Milosevic was accused of 66 counts of war crimes and genocide after orchestrating a decade of bloodshed during the breakup of his country and had been on trial since February 2002. His trial had been interrupted on a number of occasions, due to his ill health and chronic heart condition.

Milosevic managed to turn his country's defeats into his own personal victories. Even though he lost four wars, shattering his nation and impoverishing his people, he held onto power for 13 years. Eventually, he was abandoned by his people and he finally surrendered on April 1, 2001 after a 26-hour standoff.

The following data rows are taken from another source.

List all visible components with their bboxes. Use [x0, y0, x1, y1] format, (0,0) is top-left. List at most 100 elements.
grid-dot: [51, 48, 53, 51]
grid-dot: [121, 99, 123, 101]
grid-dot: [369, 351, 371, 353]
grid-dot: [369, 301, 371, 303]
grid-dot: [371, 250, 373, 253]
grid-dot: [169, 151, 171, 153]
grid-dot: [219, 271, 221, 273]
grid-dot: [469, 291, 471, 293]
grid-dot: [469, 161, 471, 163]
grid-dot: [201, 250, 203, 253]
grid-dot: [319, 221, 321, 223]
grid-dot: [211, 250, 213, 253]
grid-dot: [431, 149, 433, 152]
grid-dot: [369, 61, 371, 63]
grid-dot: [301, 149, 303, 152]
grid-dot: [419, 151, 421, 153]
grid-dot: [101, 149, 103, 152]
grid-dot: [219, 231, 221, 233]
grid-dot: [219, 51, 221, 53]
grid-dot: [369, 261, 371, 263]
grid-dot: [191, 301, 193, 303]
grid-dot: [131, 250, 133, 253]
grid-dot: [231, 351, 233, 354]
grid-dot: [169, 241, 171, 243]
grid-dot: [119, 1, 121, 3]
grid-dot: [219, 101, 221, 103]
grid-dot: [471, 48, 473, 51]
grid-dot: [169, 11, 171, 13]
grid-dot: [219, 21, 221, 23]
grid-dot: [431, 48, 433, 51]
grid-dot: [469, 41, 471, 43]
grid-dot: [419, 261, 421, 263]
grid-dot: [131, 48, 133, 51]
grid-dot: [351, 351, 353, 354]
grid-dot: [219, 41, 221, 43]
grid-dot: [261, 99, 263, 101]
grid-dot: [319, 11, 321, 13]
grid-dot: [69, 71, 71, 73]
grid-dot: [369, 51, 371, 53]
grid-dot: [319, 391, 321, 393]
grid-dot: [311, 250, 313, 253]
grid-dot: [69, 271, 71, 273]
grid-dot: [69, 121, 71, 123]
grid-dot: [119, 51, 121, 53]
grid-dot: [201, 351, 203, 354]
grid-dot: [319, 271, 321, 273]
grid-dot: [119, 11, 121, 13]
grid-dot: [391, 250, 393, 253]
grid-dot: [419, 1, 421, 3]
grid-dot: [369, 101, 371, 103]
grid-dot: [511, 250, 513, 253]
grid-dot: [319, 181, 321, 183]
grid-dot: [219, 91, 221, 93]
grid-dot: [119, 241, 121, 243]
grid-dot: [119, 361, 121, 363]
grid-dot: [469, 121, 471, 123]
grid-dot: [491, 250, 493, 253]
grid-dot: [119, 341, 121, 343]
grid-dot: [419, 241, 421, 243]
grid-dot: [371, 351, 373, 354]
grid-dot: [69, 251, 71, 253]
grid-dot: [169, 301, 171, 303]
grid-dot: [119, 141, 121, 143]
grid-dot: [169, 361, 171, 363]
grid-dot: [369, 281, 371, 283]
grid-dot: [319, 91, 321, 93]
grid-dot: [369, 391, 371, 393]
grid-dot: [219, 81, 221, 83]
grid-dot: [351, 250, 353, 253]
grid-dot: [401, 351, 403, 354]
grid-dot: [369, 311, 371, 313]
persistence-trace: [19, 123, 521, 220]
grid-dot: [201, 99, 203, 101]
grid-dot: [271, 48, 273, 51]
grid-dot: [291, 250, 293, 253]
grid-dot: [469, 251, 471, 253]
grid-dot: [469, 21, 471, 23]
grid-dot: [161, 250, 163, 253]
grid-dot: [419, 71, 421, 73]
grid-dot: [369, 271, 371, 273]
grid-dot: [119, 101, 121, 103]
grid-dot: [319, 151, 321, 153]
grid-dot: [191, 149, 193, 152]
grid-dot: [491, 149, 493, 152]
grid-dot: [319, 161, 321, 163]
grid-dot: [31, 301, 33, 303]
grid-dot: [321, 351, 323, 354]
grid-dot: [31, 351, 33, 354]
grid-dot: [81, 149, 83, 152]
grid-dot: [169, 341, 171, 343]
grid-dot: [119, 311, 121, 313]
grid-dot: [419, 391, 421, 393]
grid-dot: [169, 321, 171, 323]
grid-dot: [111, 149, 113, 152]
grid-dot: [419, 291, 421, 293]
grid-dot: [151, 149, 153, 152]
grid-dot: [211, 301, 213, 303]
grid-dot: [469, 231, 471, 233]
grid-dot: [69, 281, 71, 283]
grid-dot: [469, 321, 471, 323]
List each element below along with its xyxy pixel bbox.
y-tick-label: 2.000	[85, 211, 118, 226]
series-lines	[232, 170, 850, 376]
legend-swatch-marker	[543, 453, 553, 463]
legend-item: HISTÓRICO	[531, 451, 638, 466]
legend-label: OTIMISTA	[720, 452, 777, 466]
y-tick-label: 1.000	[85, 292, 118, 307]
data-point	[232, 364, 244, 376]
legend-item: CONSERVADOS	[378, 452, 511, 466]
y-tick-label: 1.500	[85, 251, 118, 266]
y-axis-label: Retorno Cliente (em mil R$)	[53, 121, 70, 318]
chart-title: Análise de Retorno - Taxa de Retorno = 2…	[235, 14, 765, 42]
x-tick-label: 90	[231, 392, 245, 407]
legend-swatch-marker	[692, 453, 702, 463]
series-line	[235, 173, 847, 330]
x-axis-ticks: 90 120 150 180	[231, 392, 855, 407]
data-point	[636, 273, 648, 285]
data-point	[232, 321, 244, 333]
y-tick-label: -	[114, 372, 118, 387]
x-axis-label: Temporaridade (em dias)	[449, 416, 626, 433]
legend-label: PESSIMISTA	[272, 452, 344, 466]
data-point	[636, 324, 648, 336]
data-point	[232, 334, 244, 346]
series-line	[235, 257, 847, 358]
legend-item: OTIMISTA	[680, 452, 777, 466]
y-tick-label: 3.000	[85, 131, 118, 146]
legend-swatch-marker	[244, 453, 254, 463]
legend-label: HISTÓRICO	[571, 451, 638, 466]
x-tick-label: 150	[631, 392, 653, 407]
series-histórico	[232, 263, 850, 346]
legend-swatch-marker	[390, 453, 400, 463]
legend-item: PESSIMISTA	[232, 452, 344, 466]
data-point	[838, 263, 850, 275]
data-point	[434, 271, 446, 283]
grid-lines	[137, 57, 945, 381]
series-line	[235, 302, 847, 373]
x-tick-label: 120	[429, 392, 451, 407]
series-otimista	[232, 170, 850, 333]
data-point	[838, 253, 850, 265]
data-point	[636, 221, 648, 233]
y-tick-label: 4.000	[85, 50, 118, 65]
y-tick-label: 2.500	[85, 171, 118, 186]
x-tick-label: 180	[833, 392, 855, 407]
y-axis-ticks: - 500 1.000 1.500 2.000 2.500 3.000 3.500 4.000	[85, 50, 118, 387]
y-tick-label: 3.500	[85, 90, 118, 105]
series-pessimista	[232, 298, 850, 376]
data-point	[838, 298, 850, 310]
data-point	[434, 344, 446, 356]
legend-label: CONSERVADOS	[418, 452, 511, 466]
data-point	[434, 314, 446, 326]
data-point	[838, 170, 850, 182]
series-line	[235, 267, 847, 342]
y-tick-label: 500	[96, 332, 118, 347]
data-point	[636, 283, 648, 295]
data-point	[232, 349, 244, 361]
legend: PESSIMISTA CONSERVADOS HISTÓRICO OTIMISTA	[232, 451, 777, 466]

Milosevic was born in Pozarevac, in central Serbia. Both his parents were teachers - his father had been an Orthodox priest who was defrocked. Eventually, both of his parents committed suicide. He met his future wife, Mirjana Markovic in high school. She was the daughter of a wartime communist partisan hero and the niece of Davorjanka Paunovic, private secretary and mistress of Josip Broz Tito, the communist guerrilla leader who seized power in Yugoslavia at the end of World War II.

Milosevic became president of Serbia in 1989 and in 1991, Croatia and Slovenia declared their independence from Yugoslavia. Milosevic sent tanks to Slovenian borders, triggering a brief war that ended in Slovenia's secession. The Serbs who were in Croatia, were encouraged by Milosevic, to take up arms. Milosevic sent the Serb-led Yugoslav army to intervene, triggering a conflict that left at least 10,000 people dead and hundreds of Croatian villages and towns devastated before a U.N.-patrolled cease-fire was arranged in January 1992.

Three months later, Bosnia-Herzegovina declared its independence, as well. Milosevic bankrolled the Bosnian Serb rebellion, triggering an even bigger war that killed an estimated 200,000 people before a U.S.-brokered peace agreement was reached at Dayton, Ohio, in 1995. It was during these wars, that Milosevic earned himself the title, The Butcher of the Balkans.